This incident amused the marquis. He told it in the evening to the abbé Pirard.
“I must confess one thing to you, my dear abbé. I know Julien’s birth, and I authorise you not to regard this confidence as a secret.”
His conduct this morning is noble, thought the marquis, so I will ennoble him myself.
Some time afterwards the marquis was able to go out.

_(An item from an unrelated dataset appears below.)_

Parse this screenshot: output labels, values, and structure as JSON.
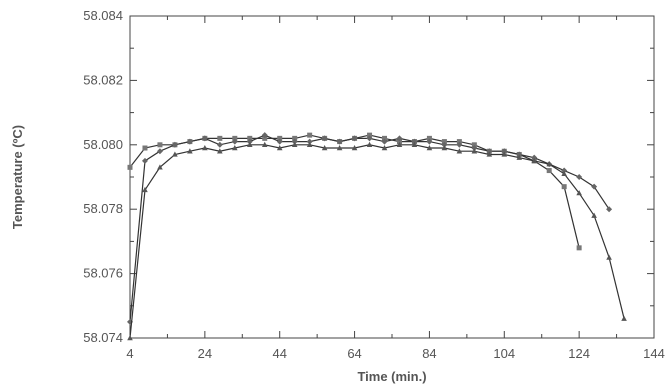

“Go and pass a couple of months at London,” he said to Julien. “Ordinary and special couriers will bring you the letters I have received, together with my notes. You will write out the answers and send them back to me, putting each letter inside the answer. I have ascertained that the delay will be no more than five days.”
As he took the post down the Calais route, Julien was astonished at the triviality of the alleged business on which he had been sent.
We will say nothing about the feeling of hate and almost horror with which he touched English soil. His mad passion for Bonaparte is already known. He saw in every officer a Sir Hudson Low, in every great noble a Lord Bathurst, ordering the infamies of St. Helena and being recompensed by six years of office.
At London he really got to know the meaning of sublime fatuity. He had struck up a friendship with some young Russian nobles who initiated him.
“Your future is assured, my dear Sorel,” they said to him. “You naturally have that cold demeanour, a thousand leagues away from the sensation one has at the moment, that we have been making such efforts to acquire.”
“You have not understood your century,” said the Prince Korasoff to him. “Always do the opposite of what is expected of you. On my honour there you have the sole religion of the period. Don’t be foolish or affected, for then follies and affectations will be expected of you, and the maxim will not longer prove true.”